Cuando el debate político se pelea con fantasmas

En Chile tenemos la mala costumbre de debatir contra fantasmas (o tal vez debiéramos decir la costumbre de leer poquito). La reciente polémica desatada por la Medida 86 del programa de Jeannette Jara, donde propone avanzar hacia un "ingreso mínimo" de $750 mil mensuales al final de su mandato, es un ejemplo perfecto. A horas de ser publicado el documento programático surgieron críticas como si se hubiese decretado mañana un salto inmediato del salario mínimo a ese nivel, ignorando que la propuesta habla explícitamente de un proceso gradual, ligado al aumento de la productividad y del crecimiento económico, y sustentado en un diálogo tripartito entre trabajadores, empresarios y Estado. Y que adicionalmente, para que se ejecute, debe al menos pasar por una elección presidencial, o lo más probable, dos elecciones.

El texto explícitamente evita con cuidado el término "salario mínimo". Dicha diferencia no nos parece casual ni mucho menos semántica. Todos entendemos que hablar de ingreso mínimo abre un marco distinto. El salario mínimo es una obligación que recae solo sobre el empleador; el ingreso mínimo, en cambio, supone un esquema mixto.

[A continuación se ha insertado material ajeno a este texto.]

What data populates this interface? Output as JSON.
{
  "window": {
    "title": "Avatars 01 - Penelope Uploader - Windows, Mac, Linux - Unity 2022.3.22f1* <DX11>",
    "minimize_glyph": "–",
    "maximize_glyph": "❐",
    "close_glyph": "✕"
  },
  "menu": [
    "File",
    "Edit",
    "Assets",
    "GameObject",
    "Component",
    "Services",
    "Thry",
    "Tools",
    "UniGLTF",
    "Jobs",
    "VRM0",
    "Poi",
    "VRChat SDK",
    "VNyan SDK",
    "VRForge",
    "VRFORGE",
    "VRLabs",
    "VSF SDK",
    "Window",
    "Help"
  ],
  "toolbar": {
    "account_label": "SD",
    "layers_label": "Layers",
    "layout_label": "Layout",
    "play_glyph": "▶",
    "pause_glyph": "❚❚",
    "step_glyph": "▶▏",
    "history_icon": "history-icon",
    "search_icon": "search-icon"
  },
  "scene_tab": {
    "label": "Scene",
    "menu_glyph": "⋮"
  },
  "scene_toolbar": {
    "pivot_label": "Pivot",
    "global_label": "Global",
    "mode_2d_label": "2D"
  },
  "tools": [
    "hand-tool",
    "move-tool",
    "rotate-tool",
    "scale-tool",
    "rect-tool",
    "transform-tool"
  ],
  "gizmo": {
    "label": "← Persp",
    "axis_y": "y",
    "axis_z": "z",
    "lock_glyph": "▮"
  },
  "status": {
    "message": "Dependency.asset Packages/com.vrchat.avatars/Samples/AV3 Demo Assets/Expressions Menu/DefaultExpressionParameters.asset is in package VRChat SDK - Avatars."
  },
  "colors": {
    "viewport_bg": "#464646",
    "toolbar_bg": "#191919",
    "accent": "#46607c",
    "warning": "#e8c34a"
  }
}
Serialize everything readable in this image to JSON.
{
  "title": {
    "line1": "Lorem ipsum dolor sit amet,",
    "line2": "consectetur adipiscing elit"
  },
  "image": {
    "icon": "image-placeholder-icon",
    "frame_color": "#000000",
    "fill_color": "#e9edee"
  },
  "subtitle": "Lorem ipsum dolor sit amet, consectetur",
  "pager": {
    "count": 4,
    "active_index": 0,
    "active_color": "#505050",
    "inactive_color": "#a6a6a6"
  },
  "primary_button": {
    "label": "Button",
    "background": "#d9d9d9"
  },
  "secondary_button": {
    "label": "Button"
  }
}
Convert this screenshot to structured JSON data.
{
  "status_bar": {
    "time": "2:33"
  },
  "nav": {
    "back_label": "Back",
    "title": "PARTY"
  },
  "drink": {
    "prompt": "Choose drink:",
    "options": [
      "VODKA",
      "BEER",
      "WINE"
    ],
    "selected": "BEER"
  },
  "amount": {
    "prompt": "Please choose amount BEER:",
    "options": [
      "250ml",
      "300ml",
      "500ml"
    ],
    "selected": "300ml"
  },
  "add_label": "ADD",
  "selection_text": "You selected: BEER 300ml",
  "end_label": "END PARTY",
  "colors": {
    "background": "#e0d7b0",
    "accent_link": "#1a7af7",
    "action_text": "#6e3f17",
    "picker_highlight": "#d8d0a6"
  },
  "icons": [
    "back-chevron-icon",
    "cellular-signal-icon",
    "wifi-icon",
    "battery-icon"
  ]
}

Un salario base mejorado, apoyos a pequeñas empresas y transferencias estatales para complementar los ingresos de los trabajadores formales hasta alcanzar el monto propuesto. En otras palabras, no es una orden unilateral al mercado, sino un programa compartido de responsabilidad pública y privada.

Pese a ello, los críticos tratan la medida como si esta se tradujera en un aumento automático y total del salario mínimo y se advierte que puede ir en desmedro del empleo, repitiendo un libreto antiguo que la evidencia económica ya ha desmentido una y otra vez. Desde David Card y Alan Krueger en los '90, hasta Arindrajit Dube en la última década, decenas de estudios empíricos han mostrado que las alzas moderadas del salario mínimo no reducen el empleo; a veces incluso lo aumentan, particularmente en mercados con poder de monopsonio, donde los empleadores controlan la fijación de salarios. El mercado laboral, sabemos, no funciona como un mercado de papas. Tiene fricciones, asimetrías y segmentaciones que vuelven absurda la aplicación mecánica de la curva de oferta y demanda.

El problema de estas críticas no es solo la falta de rigurosidad económica, sino su falta de lectura literal. El texto, al menos el que yo sí leí, no propone imponer mañana un salario mágico de $750 mil por decreto. Propone alcanzar esa meta de ingreso de modo gradual, mediante aumentos discretos consistentes con la productividad. Y lo hace con una claridad que debiera ser bien recibida incluso por el sector privado. Plantea un horizonte de certeza para que las empresas planifiquen sus costos y el Estado defina su esfuerzo fiscal.

Todo lo anterior no obvia que la autoridad debe ser muy prudente al momento de decretar alzas de salario mínimo. Las investigaciones también advierten que el efecto neutral del salario mínimo se mantiene solo mientras no se acerque demasiado al salario medio nacional. Cuando ese umbral se supera, en torno al 60% del salario medio, los riesgos de pérdida de empleo aumentan, especialmente en sectores de baja productividad. Por eso es clave que los aumentos de salarios mínimos se mantengan dentro de márgenes razonables, que sigan los derroteros de aumentos en la productividad y el crecimiento del país y que, de tratarse de mejoras en los ingresos mínimos, su financiamiento esté claramente definido si parte de los recursos provendrán del Estado.

Lo interesante en el caso que nos convoca es que no se plantea sólo una meta numérica, sino que amplía a un concepto de corresponsabilidad. Hablar de "ingreso mínimo" es hablar de dignidad laboral y de redistribución inteligente. Una política que no descansa solo en las empresas ni solo en el Estado, sino en un pacto de productividad, crecimiento y justicia. Ojalá este tipo de discusiones pudiese superar la mera batalla electoral en medio de una campaña política y que en vez de pelearnos con fantasmas todos tuviésemos la capacidad de sentarnos a dialogar sobre cómo convertir ese ingreso mínimo en una meta de país.